The highest frequency ratio is chosen for use in rooms with many people, with high humidity and temperature, with a lot of dust and strong odors. In a kitchen with an electric hob, you can choose a lower value, with a gas stove - a larger one. This is due to the fact that the gas, when the stove is on, releases combustion products. The fan, selected taking into account the above data, can be mounted in the wall, window, ceiling of the room.
How to check if the ventilation is working
In old houses, the work of ventilation shafts is often disrupted: over time, they become clogged and cease to perform their functions. Therefore, first you need to check the condition of the ventilation duct. If it is clogged with something, the efficiency of not only natural, but also forced ventilation will decrease.
USEFUL INFORMATION: Advantages of a sensor faucet for water: choosing an electronic mixer
To find out if the ventilation in the bathroom is in working order, simply:
- The windows and the door to the bathroom are slightly opened in the apartment.
- Take gauze, napkin or handkerchief and apply to the opening of the ventilation duct.
- If the air duct works properly, the fabric or paper will stick to the hole by itself. The tighter the handkerchief or napkin is pressed, the better the draft in the shaft.
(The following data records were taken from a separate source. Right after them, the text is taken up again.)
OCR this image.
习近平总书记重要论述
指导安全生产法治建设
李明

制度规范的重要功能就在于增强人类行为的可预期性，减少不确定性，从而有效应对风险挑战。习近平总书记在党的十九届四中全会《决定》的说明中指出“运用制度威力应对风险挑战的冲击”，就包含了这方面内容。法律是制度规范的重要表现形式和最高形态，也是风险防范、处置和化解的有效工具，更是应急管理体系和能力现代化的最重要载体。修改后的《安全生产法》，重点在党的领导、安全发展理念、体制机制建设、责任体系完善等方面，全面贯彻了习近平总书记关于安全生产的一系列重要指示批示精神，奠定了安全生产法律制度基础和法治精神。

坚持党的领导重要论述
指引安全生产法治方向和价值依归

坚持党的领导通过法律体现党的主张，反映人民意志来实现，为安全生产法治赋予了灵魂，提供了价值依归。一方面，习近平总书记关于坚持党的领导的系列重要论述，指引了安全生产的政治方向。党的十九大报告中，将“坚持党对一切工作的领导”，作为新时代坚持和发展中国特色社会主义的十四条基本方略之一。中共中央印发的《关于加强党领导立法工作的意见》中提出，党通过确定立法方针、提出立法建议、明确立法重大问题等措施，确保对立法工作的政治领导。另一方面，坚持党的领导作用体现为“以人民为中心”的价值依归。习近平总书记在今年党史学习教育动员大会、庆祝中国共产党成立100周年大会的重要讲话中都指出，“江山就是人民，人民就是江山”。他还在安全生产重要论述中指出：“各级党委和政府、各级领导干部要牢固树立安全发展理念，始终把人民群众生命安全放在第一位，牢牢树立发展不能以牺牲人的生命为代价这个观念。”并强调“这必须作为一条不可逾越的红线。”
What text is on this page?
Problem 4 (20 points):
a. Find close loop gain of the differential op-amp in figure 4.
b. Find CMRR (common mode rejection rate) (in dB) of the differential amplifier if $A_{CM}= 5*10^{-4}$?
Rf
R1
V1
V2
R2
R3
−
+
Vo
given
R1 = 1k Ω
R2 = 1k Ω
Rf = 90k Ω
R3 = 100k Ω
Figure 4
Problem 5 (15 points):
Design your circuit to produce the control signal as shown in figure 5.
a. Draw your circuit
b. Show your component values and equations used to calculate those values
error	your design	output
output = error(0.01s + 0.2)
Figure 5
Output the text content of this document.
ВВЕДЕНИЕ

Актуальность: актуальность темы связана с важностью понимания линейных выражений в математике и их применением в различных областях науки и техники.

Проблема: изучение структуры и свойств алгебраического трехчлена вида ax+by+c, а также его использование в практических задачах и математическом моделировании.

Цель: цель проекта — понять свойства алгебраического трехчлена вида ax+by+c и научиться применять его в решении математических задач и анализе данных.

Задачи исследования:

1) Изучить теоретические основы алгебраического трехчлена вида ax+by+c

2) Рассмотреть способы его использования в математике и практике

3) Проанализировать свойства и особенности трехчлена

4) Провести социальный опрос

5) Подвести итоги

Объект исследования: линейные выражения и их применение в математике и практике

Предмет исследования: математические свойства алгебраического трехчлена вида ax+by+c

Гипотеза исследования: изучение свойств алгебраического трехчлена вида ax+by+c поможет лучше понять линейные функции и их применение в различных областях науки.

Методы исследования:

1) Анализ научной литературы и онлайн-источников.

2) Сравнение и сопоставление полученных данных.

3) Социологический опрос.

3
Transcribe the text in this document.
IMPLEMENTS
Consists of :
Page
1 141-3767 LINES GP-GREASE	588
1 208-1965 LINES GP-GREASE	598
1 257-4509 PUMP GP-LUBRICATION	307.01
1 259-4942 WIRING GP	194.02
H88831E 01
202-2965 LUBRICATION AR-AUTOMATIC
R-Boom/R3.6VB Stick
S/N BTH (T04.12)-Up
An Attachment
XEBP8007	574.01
If they do not hold, they fall, then something is wrong with the channel, you need to find out the reason why the ventilation does not work.
Another test can be carried out, it is also very simple and indicative:
- also slightly open the vents and doors;
- light a candle and bring it to the exit of the mine;
- if the light leans towards the hole, then there is a thrust; if it burns without moving, then the air stands still.
Then the experiments should be repeated with the vents and doors closed. If in this case, too, the light deflects or the leaf sticks to the hole, then the traction is good, strong. In this case, it is unlikely that there will be a need to install forced ventilation. If there is no draft, then it will not hurt to install an additional fan.
The main reason for the lack of traction is the clogging of the channel. In this case, it is necessary to clean the mine, if necessary, contact the management company. It happens that residents of the upper floors brick up the ventilation, which also interferes with air circulation. This issue will also have to be resolved through the Criminal Code.